The body remains wedded to the block of stone from which it was carved. The artist does not remove the “dead stone” between the arms and torso and most importantly his advanced leg is not carved round, which contributes to the solid and majestic appearance of the statue. The Queen assumes the same rigidly frontal posture, however, her left leg is less advanced than his, which alludes that she is a subordinate figure to her king – in this stance, she is just echoing the pharaoh’s decisive actions.
She embraces the pharaoh with her right arm placing her hand around his waist; her left arm is bent at the elbow and covering her stomach rests on the king’s left arm. There is a space of about a couple of centimeters between the statues that widens towards the base, which makes Menkaure appear standing independently from his female counterpart. In this frontal, striding forward posture the pharaoh looks confident and in control.
The Queen, however, cannot be thought of as an independent statue. First of all, the statue of the king overlaps that of the queen: her right shoulder becomes fused with and overlapped by his left shoulder. Second of all, she has both of her arms around him and not the other way around. Although her appearance conveys the message of majesty and serenity, to me she also appears to be a subordinate figure to that King Menkaure. Perhaps, this is due to the fact that she stands a step behind him, is being overlapped by his figure, and is the one embracing the pharaoh. The statue group is left unfinished.

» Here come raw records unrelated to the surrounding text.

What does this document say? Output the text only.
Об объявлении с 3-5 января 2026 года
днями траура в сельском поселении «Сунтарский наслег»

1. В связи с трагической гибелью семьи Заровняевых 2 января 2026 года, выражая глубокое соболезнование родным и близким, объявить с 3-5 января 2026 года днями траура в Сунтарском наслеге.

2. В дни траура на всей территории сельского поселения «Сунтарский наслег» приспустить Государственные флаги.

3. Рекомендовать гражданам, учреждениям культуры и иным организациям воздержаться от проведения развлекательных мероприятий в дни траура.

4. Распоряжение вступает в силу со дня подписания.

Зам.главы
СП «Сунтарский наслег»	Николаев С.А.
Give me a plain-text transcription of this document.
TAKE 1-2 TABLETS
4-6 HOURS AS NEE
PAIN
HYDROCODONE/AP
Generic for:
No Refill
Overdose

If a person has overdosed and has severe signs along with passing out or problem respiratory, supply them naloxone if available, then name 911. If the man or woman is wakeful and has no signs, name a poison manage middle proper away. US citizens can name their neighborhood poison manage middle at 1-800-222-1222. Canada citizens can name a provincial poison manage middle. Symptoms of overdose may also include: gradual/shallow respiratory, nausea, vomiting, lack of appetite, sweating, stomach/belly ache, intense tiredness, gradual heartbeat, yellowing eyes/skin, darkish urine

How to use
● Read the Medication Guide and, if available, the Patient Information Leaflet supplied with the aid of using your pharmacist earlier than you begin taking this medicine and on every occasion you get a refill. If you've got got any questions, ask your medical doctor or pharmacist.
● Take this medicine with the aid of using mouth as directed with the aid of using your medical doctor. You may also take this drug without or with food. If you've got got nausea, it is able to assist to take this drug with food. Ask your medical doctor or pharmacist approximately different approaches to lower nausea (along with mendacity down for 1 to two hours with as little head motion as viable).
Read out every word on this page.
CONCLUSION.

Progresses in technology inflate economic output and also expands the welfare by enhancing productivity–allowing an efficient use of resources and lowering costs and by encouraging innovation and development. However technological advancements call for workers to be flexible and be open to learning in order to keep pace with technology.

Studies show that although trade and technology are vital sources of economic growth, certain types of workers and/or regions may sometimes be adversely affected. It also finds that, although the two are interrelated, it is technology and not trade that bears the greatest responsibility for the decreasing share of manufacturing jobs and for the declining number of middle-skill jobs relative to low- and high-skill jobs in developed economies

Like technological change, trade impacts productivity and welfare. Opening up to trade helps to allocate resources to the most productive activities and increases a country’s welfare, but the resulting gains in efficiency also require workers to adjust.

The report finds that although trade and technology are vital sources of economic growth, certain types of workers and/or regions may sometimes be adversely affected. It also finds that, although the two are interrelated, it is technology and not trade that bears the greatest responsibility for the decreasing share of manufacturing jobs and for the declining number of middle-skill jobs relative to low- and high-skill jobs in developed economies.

The most finished parts are the heads, torsos, and the king’s feet. The queen’s feet were carved out and left unpolished. The side view of the group offers a great contrast between the rough texture of the stone and its polished one. The back slab goes up to the shoulders of the figures without revealing their backs. It carries a supportive structure for the statues and is not touched up by the artist.
This could be indicative of two things: either the group was simply unfinished or was meant to be placed in the niche or stand against a corridor wall. At first sight, the facial features of the figures seem to be idealized, but upon closer examination, one realizes that they are highly individualized. The face of the pharaoh takes on a squarish shape, his eyes are not deeply set in within their sockets, the nose is short and turned up, the lips are full, the cheeks are protruding, and his ears are rather prominent.
The queen’s face is round and fleshy. The almond-shaped eyes, snub-nose, small mouth with full lips, and elongated neck – seem to be rather more realistic features than idealized. Menkaure is wearing a royal headpiece – nemes. It consists of linen head cloth that covers most of his forehead, tucked in behind the ears with pleated folds falling over his shoulders. The queen is wearing a ceremonial wig common among females.
The wig is parted in the middle, tucked in behind the ears, and falls down her shoulders. Menkaure is wearing a short royal kilt, and the queen – a thin garment that reveals more of her body than it actually conceals, clearly distinguishing the protruding breasts and pubic triangle. The calm and confidence reflecting the royal dignity of this group statue is achieved through the compactness and solidity of the composition.
The silhouettes are closed – they have very few projecting parts. This solid appearance is enhanced by the use of hard stone – slate with its natural dark color. The names – symbol of leadership also emphasizes the royal and divine status of the pharaoh. Everything about the statues: the scale (life-size), their solid appearance, and the hard stone from which they were executed conveys a feeling of royal dignity.